El olor de la guayaba, 1982.

 

3. La hojarasca, una novela woolfiana

 

Cuando mi madre volvió a Aracataca, desde Barranquilla, a vender la vieja casa de los abuelos en ruinas, yo la acompañé. Había salido de Aracataca a los ocho años y no había vuelto nunca. Cuando llegamos a ese pueblo acabado, con un calor terrible, lo primero que hicimos fue entrar en una botica. Allí una señora estaba cosiendo a máquina: mi madre le dijo: «¡Comadre!», ella hizo un gesto, así, se levantó, la abrazó, le dijo: «Comadre», y estuvieron llorando media hora, abrazadas, sin decirse nada. Al regresar, en el tren, esa misma tarde, empecé a preguntarle a mi madre por la historia de mi abuelo; de la familia, de dónde habían venido, y sentí que todo eso era un material literario que tenía allí dentro y que no sabía muy bien por dónde iba a reventar.

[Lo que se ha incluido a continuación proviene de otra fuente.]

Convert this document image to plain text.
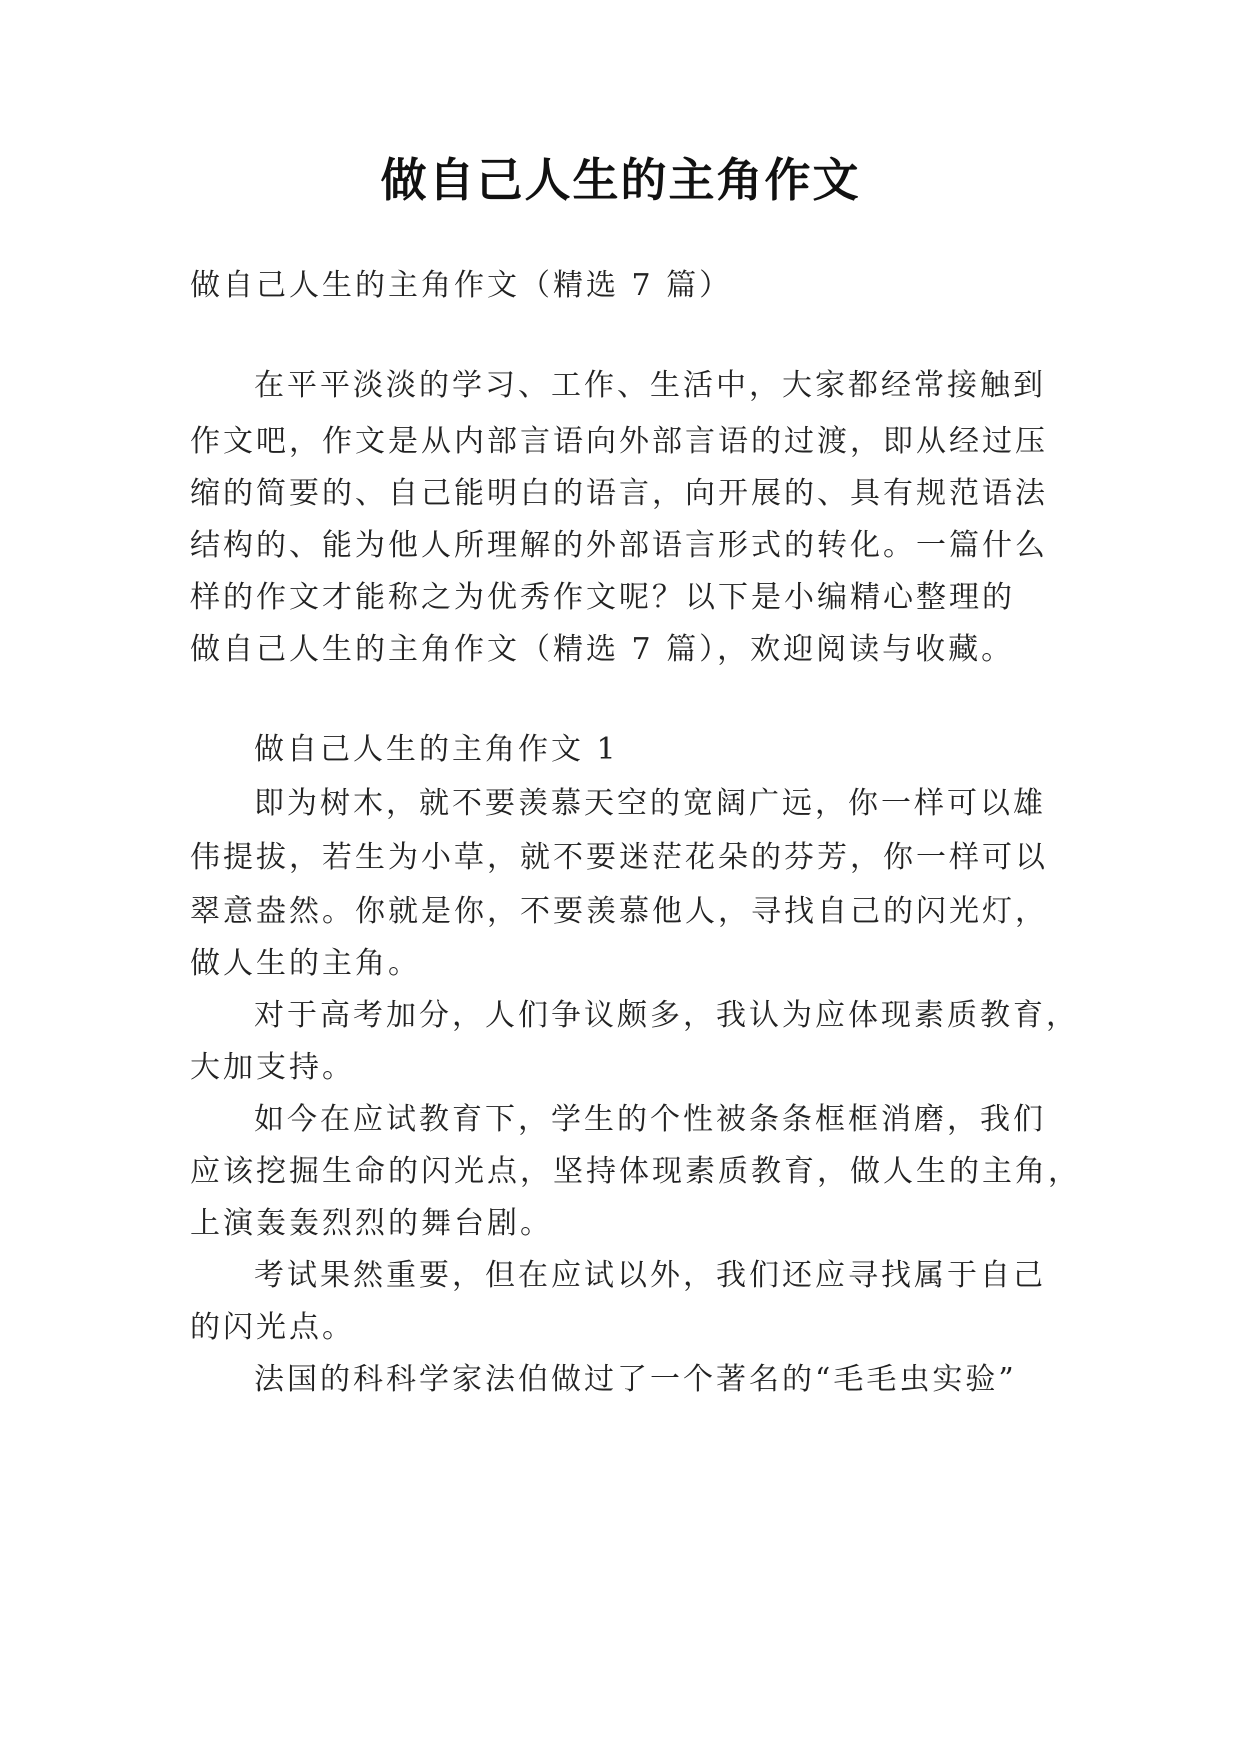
做自己人生的主角作文
做自己人生的主角作文（精选 7 篇）
在平平淡淡的学习、工作、生活中，大家都经常接触到
作文吧，作文是从内部言语向外部言语的过渡，即从经过压
缩的简要的、自己能明白的语言，向开展的、具有规范语法
结构的、能为他人所理解的外部语言形式的转化。一篇什么
样的作文才能称之为优秀作文呢？以下是小编精心整理的
做自己人生的主角作文（精选 7 篇），欢迎阅读与收藏。
做自己人生的主角作文 1
即为树木，就不要羡慕天空的宽阔广远，你一样可以雄
伟提拔，若生为小草，就不要迷茫花朵的芬芳，你一样可以
翠意盎然。你就是你，不要羡慕他人，寻找自己的闪光灯，
做人生的主角。
对于高考加分，人们争议颇多，我认为应体现素质教育，
大加支持。
如今在应试教育下，学生的个性被条条框框消磨，我们
应该挖掘生命的闪光点，坚持体现素质教育，做人生的主角，
上演轰轰烈烈的舞台剧。
考试果然重要，但在应试以外，我们还应寻找属于自己
的闪光点。
法国的科科学家法伯做过了一个著名的“毛毛虫实验”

Así que regresé de ese viaje y me puse a escribir, muy rápidamente, en Barranquilla, La hojarasca, con un método completamente woolfiano: su técnica es la de La señora Dalloway, aunque los críticos, que son tan brutos, no se hayan dado cuenta.

 

“Comadreo literario de cuatro horas con García Márquez”.

 Gaceta, marzo de 1981.

 

4. Mejores monólogos que los de Joyce

 

Nunca había leído a Joyce, así que empecé a leer Ulises. Lo leí en la única edición que había en castellano. Desde entonces después de haber leído el Ulises en inglés y también en una traducción francesa muy buena, me doy cuenta de que la traducción original en castellano era muy mala. Pero aprendí algo que me resultaría muy útil en mi escritura posterior: la técnica del monólogo interior. Más tarde la encontré en Virginia Woolf, y me gusta más cómo la usa ella que cómo la usa Joyce.

 

“Gabriel García Márquez”. The Paris Review, 1981.

 

5. Un consejo profético

 

Todavía no se ha escrito en Colombia la novela que esté indudable y afortunadamente influida por los Joyce, por Faulkner o por Virginia Woolf. Y he dicho «afortunadamente», porque no creo que podríamos los colombianos ser, por el momento, una excepción al juego de las influencias. En su prólogo a Orlando, Virginia confiesa sus influencias. Faulkner mismo no podría negar la que ha ejercido sobre él mismo Joyce. Algo hay –sobre todo en el manejo del tiempo– entre Huxley y otra vez Virginia Woolf. Franz Kafka y Proust andan sueltos por la literatura del mundo moderno. Si los colombianos hemos de decidirnos acertadamente, tendríamos que caer irremediablemente en esta corriente.

 

“¿Problemas de la novela?”.

Artículo de Gabriel García Márquez escrito para El Heraldo, mayo de 1950.